Friday, February 20, 2009

A Rose By Any Other Name Is... Younger, Faster, And Named Chris Wilcox

WWOD? Rates the Rose/Wilcox Swap

Malik Rose arrived in New York via trade (for Nazr Mohammed) during the 2004-2005 season. He played in 26 games down the stretch that year (under Herb Williams who had taken over for a deposed Lenny Wilkens) and averaged a shade over 23 minutes per contest. The following season he started in 35 games, the majority of which were late in the season as injuries took their toll on the club. In each season since his minutes have dropped precipitously. In 2008-09, Rose played in 18 games for the Knicks and averaged 8.9 minutes in those games that he did play. That leaves 35 games when he never got off the bench while the game was on. In his prime, he was a dogged defender who could be counted on to go after bigger post players and do everything he could to move them off the block. He would also get two or three buckets a night without having a play called for him. He was the glue guy of a championship Spurs squad. He was the sort of limited player that fits a role on a top-flight club and the sort of player that was too limited to make a difference on a bad team. Like the Knicks. By all accounts, Rose is a great teammate and as dogged in his charity work as he was working in the paint.

Yesterday, Knicks President Donnie Walsh shipped Rose to the StolenSonics in exchange for Chris Wilcox. The Knicks also included "cash considerations" to make up the small difference between the two contracts (small difference = less than a million dollars).

Ultimately, we traded away an older guy who rarely plays for a younger guy with some of the same skills who might actually play. And we did it without affecting the salary cap. I'm for this, in theory. I think the Knicks roster has had too many dead spots this season and this eliminates one of them at approximately zero cost.

Chris Wilcox is playing in his sixth NBA season after a noticeable (but, perhaps not noteworthy) career at the University of Maryland. He was drafted with the No. 8 pick in the 2002 draft by the Los Angeles Clippers. The Knicks tapped Nene with the No. 7 pick (and quickly traded him to the Nuggets) but had actually worked out Wilcox. At the time, I think was pulling for Wilcox selection. But this was probably because I was a college student who had just watched him help the Terps to a title. In those days, he was athletic and powerful. Unpolished and unrelenting. I liked those things then. I still do.

Before enrolling at Maryland, Wilcox led his high school squad to a state title in North Carolina. So, the guy grew up as a winner. And, then he ended up playing for the Clippers. Where he won less. After four forgettable seasons in LaLa land he was traded to the Seattle Sonics. He "blossomed" in the Emerald City, averaging more than 13 points and 7 rebounds in each of the last three seasons. His numbers were down across the boxscore this season - including an almost ten minute drop in minutes per game. The StolenSonics originally package him in the deal for Tyson Chandler. That deal was rescinded and he was quickly turned around and shipped to New York.
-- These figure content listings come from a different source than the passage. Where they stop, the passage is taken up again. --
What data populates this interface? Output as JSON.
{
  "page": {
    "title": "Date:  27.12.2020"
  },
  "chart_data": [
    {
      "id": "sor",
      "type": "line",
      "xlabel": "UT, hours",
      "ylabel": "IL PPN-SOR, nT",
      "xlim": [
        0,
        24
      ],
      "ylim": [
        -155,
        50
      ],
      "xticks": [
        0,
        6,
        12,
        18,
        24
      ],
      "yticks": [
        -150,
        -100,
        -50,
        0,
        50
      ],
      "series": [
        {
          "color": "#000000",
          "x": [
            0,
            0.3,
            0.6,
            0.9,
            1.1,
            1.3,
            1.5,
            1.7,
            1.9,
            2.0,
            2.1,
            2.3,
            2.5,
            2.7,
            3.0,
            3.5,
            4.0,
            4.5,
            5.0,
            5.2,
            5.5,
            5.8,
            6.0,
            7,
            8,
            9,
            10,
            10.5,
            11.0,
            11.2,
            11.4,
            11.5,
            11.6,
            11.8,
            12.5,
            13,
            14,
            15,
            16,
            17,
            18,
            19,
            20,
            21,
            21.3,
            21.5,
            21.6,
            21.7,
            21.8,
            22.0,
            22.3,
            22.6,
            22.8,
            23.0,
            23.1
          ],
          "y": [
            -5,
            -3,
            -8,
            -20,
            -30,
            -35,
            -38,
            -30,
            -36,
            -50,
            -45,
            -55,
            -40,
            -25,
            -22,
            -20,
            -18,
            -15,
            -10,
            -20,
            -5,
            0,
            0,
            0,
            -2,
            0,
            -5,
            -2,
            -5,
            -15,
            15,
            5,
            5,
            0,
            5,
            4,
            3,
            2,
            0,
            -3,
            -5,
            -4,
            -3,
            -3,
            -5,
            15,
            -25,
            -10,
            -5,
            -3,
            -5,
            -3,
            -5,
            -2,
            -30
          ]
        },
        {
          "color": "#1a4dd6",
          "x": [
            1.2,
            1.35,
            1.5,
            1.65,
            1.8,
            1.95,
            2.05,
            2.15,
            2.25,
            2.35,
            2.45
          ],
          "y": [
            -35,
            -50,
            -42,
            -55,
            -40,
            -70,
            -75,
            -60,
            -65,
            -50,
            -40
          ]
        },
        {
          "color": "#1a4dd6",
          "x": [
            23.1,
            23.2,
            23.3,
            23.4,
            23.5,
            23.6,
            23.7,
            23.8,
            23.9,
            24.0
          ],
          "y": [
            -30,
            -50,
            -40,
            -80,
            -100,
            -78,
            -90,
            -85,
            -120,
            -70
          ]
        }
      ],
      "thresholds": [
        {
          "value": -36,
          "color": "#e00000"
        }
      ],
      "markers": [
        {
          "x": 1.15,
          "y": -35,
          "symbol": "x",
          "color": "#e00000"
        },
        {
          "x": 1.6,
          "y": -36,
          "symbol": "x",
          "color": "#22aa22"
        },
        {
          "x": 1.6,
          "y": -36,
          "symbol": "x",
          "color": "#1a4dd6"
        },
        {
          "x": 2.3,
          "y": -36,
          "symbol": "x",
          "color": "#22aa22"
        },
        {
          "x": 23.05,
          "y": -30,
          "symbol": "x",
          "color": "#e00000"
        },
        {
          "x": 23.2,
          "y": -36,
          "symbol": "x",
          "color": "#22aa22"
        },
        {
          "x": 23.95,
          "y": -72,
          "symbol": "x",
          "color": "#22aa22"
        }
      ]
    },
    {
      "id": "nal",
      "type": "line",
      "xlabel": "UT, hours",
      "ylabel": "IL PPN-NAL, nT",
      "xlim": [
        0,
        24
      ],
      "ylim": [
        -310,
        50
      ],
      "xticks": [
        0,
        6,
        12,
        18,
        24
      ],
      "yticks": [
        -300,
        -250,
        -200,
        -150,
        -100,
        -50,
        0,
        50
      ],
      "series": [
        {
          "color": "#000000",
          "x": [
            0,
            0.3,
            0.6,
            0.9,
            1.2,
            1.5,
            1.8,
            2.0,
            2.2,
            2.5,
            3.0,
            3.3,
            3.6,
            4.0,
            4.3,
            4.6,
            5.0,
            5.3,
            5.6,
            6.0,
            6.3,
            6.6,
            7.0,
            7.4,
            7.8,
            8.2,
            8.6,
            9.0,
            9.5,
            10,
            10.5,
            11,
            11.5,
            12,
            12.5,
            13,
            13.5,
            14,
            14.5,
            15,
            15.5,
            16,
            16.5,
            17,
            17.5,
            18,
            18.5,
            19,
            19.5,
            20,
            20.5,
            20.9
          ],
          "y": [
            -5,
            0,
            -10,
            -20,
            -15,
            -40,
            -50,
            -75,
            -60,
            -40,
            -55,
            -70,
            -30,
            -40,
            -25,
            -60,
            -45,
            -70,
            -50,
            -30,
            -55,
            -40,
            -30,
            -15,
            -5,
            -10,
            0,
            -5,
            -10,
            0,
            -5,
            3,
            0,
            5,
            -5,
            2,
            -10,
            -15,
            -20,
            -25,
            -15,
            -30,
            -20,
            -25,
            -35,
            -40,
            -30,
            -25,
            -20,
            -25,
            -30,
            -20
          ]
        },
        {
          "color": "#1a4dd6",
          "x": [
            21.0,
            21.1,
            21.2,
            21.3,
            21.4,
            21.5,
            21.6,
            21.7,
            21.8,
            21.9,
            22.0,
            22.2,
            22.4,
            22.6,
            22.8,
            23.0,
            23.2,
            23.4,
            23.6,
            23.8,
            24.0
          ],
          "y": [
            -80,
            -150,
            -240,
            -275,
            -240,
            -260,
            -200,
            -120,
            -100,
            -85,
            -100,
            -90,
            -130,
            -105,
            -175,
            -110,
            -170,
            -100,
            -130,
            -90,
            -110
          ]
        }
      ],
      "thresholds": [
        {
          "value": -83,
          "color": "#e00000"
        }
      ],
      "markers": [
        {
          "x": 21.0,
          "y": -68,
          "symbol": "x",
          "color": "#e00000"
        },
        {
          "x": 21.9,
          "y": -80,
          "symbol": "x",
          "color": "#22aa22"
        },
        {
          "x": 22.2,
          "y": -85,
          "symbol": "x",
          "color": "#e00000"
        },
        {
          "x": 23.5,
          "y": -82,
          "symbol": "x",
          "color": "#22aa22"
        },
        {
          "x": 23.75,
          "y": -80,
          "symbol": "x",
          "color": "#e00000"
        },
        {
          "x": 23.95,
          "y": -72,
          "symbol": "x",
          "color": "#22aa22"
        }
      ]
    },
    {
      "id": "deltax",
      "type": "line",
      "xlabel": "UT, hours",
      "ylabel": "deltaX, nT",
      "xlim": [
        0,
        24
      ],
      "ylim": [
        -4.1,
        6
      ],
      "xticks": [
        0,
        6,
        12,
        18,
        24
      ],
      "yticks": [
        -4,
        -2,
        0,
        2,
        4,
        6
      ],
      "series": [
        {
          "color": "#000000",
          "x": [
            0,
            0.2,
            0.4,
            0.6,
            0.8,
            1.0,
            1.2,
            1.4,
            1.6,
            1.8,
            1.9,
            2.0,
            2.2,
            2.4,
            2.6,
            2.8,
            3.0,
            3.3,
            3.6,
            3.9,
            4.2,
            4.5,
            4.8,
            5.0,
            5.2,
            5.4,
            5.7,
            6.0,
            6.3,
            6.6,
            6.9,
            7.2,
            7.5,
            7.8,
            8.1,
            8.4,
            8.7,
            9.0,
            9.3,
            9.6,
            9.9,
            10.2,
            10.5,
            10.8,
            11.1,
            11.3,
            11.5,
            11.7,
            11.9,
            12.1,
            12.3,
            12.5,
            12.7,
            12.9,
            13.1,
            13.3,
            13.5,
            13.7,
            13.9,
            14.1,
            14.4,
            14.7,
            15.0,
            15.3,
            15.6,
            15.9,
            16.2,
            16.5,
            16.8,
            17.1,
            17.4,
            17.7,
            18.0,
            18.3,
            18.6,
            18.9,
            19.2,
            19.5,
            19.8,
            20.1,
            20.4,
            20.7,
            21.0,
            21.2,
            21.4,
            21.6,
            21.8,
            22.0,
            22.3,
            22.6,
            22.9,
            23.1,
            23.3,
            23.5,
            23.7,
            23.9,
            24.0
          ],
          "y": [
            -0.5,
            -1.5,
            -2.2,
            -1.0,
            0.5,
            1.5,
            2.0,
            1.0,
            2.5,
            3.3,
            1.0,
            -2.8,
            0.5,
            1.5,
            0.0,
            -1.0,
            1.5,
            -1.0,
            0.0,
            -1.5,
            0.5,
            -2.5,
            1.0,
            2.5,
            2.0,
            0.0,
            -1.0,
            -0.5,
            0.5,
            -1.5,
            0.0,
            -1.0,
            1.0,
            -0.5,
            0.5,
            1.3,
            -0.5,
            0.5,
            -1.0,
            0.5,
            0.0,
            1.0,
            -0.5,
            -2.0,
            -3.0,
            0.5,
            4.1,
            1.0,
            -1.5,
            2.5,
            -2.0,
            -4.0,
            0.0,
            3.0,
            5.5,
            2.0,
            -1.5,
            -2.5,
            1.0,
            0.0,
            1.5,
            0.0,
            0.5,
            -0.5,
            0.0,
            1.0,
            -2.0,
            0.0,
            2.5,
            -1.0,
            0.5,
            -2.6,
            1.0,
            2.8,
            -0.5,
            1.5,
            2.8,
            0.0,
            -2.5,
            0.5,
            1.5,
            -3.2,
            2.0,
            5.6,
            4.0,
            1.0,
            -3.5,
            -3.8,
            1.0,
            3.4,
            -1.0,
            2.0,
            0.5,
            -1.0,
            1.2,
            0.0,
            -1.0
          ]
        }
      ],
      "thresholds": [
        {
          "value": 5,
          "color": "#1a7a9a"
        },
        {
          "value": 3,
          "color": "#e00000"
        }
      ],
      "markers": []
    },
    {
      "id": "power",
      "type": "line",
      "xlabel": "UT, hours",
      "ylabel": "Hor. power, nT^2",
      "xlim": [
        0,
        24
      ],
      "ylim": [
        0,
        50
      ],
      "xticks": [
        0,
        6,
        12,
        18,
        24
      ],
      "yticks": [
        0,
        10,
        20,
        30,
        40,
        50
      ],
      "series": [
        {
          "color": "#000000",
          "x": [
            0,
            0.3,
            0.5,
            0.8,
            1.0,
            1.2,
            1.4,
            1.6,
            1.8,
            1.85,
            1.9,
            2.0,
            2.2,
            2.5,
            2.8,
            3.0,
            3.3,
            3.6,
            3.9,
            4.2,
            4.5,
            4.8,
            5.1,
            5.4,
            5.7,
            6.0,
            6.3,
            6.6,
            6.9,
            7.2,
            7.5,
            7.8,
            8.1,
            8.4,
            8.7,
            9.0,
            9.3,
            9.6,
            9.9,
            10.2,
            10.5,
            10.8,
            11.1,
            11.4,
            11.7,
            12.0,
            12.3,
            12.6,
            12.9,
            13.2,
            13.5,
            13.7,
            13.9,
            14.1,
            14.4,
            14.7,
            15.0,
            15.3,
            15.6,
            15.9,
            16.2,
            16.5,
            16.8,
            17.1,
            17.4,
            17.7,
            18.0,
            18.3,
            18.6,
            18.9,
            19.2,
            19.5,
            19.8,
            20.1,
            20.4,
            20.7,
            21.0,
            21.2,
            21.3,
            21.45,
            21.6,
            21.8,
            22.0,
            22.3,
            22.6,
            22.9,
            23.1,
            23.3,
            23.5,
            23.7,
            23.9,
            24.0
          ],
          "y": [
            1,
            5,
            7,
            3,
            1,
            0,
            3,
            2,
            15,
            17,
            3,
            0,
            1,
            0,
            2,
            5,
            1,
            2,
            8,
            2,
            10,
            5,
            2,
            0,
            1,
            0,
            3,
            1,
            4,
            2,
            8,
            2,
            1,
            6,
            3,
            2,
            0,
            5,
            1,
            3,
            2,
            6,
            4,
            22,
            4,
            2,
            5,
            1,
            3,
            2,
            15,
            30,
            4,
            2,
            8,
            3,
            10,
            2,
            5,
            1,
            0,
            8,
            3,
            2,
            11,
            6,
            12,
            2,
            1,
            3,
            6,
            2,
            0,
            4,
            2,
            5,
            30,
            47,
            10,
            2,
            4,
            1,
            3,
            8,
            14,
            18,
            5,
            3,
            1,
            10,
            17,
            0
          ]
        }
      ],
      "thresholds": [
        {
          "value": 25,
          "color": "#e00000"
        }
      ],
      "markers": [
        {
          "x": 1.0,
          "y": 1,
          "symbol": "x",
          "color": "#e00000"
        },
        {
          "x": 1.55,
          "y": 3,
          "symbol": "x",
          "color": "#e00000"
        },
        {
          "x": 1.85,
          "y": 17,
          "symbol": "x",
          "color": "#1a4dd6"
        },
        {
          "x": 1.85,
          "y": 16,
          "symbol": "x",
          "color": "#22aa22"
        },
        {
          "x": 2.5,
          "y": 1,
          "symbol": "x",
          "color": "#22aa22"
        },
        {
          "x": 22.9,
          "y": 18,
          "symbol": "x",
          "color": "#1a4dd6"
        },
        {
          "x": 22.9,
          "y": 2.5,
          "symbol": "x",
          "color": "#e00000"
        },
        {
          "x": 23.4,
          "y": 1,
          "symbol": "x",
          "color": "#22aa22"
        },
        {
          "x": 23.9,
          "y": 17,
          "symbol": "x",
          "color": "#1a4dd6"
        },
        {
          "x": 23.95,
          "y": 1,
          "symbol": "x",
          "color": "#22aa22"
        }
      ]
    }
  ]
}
At worst, Wilcox is a version of Rose that Coach D'Antoni can feel comfortable about putting into a game. Even if he doesn't crack the regular rotation, he's a younger, taller, faster and stronger version of Rose. For about the contract and without any long-term implications. At best, Wilcox is a guy who can join the frontcourt rotation and toughen up the Knicks interior defense. He's the guy that takes the hard foul last week when the Knicks were being run over in Oakland against the Warriors. He takes some of the minutes off of Lee's plate, which should serve to keep him rested and to slightly depress his numbers (which will only help the club as we look to sign him to a contract after the season).

The biggest (and perhaps only) thing the Knicks lose by parting ways with Rose is his off-the-court leadership and his influence on the younger players. I would contend, though, that these things were much more necessary and valuable when the team was mired in dysfunction than they are now. When the team was being torn asunder by the feud between Isiah Thomas and Stephon Marbury or the feud between Isiah Thomas and the City of New York it was important to have Rose calming the younger players and staying on an even keel as the world burned around them. I think that skillset is less necessary on a team listening to its coach and not under siege from its fans.

Although it's hard to say that this trade is a resounding success at first sight, I think it's a deal that reaffirms the team's commitment to making the playoffs this season.